Der wohl anstehende Rückzug aus dem DAX hat die Linde-Aktie am Dienstag deutlich auf Talfahrt geschickt. Das mit Abstand wertvollste Unternehmen im deutschen Leitindex hatte zuvor bekanntgegeben, dass die deutsche Börsennotierung gestrichen werden soll – ein entscheidendes Kriterium, um Teil des DAX zu sein. Inzwischen haben sich die ersten Experten geäußert.
Für deutsche Anleger könnten die neuen Strukturen unattraktiv sein, weil sie durch die Notierung in US-Dollar ein Wechselkursrisiko eingingen, meint Analyst Peter Spengler von der DZ Bank. Überraschen sollte ein solches Delisting seiner Meinung nach aber nicht. Zudem verwies er darauf, dass die Dividende bereits in Dollar ausgezahlt wird.
Der Rückzug aus Frankfurt und damit einhergehend das Ende der DAX-Mitgliedschaft belaste den Aktienkurs, sagte ein Händler. Denn nun würden Investoren, die nicht im US-Markt engagiert seien, die Papiere wohl verkaufen. Der aktuelle Kursrutsch aber erscheine übertrieben, zumal Linde noch keinen Zeitrahmen gesetzt habe für den Rückzug.
Technische DAX-Beschränkungen als Ursache
Auch Analyst John Roberts von der Schweizer Bank Credit Suisse rechnet nur mit vorübergehendem Verkaufsdruck. So leidet Linde darunter, dass das Gewicht der Aktie im DAX nach oben künstlich begrenzt wird. Es wird quartalsweise überprüft und angepasst, wenn die Zehn-Prozent-Marke wieder einmal überschritten wurde. Bei zehn Prozent Index-Gewicht wird gekappt. Mit dieser Obergrenze will die Deutsche Börse verhindern, dass eine Aktie zu stark wird und damit den gesamten Index durch ihr Gewicht verzerren könnte.

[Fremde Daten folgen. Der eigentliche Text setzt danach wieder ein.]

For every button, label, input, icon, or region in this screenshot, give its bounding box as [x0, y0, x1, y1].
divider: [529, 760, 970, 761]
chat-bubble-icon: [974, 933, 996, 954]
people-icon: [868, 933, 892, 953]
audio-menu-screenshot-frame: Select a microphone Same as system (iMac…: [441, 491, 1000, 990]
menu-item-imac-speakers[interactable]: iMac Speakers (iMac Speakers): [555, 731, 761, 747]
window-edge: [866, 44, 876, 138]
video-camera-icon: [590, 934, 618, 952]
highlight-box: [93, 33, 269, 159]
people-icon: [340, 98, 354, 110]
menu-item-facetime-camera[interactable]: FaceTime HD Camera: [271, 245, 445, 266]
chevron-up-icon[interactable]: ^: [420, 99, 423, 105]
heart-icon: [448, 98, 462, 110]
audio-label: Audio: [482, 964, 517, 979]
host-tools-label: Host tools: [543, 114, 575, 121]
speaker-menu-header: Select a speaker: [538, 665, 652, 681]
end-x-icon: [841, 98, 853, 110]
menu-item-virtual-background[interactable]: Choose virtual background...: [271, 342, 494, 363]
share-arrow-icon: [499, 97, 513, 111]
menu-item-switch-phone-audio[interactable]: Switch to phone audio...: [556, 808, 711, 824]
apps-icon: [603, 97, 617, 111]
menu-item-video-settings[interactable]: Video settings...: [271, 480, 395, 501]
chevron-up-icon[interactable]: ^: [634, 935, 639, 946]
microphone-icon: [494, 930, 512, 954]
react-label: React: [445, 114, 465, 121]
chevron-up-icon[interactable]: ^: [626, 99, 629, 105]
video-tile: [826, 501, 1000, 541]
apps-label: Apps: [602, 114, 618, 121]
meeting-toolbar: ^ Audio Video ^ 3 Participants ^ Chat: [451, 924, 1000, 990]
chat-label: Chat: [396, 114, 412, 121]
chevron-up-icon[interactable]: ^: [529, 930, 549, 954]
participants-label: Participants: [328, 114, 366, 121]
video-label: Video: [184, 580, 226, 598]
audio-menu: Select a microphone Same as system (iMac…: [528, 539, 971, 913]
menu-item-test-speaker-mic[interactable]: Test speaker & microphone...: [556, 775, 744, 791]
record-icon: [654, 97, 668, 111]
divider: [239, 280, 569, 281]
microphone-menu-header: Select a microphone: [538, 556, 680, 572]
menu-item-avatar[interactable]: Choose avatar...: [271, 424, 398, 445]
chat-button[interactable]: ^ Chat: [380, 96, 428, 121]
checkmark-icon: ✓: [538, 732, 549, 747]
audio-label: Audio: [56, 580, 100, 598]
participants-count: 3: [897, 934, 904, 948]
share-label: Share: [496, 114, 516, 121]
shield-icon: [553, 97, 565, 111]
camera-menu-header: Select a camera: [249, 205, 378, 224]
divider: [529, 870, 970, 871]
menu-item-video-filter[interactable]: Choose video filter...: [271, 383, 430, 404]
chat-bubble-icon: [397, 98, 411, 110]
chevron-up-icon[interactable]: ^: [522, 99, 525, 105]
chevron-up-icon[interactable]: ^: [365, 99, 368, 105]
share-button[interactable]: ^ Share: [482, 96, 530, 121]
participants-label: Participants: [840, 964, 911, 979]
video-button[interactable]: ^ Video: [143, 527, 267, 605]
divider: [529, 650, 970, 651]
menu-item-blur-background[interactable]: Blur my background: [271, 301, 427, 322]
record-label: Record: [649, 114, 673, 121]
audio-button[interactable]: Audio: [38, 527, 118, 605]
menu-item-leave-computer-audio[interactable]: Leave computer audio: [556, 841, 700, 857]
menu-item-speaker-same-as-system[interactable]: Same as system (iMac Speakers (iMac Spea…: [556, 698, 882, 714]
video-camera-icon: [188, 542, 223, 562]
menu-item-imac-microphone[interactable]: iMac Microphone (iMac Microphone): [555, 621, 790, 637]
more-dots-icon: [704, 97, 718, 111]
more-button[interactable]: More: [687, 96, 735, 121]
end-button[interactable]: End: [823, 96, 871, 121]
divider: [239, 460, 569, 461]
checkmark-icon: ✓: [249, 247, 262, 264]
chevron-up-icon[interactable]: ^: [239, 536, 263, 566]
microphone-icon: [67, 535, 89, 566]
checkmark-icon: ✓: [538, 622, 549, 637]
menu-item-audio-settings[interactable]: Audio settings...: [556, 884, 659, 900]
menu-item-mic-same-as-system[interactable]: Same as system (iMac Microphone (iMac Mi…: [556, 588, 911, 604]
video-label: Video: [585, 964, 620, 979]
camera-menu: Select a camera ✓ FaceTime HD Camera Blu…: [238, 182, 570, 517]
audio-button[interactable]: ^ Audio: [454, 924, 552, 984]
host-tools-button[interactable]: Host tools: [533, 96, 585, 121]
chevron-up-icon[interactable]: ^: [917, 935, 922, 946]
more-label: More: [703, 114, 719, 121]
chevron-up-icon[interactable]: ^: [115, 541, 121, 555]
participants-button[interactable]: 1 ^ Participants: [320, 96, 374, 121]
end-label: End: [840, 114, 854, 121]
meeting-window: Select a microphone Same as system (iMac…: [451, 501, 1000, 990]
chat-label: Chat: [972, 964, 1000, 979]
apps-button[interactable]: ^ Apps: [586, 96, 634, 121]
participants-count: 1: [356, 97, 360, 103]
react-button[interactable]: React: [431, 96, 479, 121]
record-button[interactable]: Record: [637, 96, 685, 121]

Die Papiere von Linde aber hätten allein 2021 an ungefähr 60 Prozent aller Handelstage ein Gewicht von mehr als zehn Prozent im DAX gehabt, fuhr Roberts fort. Insofern habe sich ein rein technischer Verkaufsdruck zulasten der Aktie aufgebaut, denn etwa passive Index-Anbieter müssen dem Tun der Deutschen Börse folgen und ebenfalls umschichten. Entsprechend habe sich die Aktie während der Indexanpassungen generell schwächer entwickelt als der DAX.
Nach Ansicht des Credit-Suisse-Experten hat Linde noch abgewartet, ob sich mit der Aufstockung des Leitindex von 30 auf 40 Mitglieder im vergangenen Jahr etwas zum Positiven ändert. Doch die Anleger der Deutschen Börse hätten sich dagegen ausgesprochen, die Kappungsgrenze von 10 auf 15 Prozent zu erhöhen. Im S&P 500 hingegen liege die Gewichtung von Linde bei weniger als 1 Prozent, ähnliche Gewichtungsbegrenzungen wie an den meisten europäischen Börsen mit einem dadurch einhergehenden Druck auf die Bewertung gebe es daher nicht.
Vorteile durch den Rückzug
Laut Roberts hat der geplante Rückzug vom deutschen Aktienmarkt neben der Aussicht auf eine höhere Unternehmensbewertung auch andere Vorteile. So werde der Konzern in der Lage sein, seine Berichterstattung nach dem internationalen Regelwerk IFRS aufzugeben und brauche seine Geschäftszahlen dementsprechend nur noch nach dem US-Standard GAAP zu ermitteln. Dies senke die Kosten für Rechnungslegung sowie Rechtsberatung und reduziere das Risiko der Einhaltung gesetzlicher Vorschriften durch eine vereinfachte Regelkonformität.
Das deutliche Minus am Dienstag scheint übertrieben. Doch wenn der Druck durch die Indexfonds aus dem Markt weicht, dürfte sich die Aufregung schnell legen. Linde bleibt mit seinem starken Portfolio ein Basisinvestment – ein reines US-Listing könnte sogar dafür sorgen, dass der Aktie eine höhere Bewertung zugestanden wird.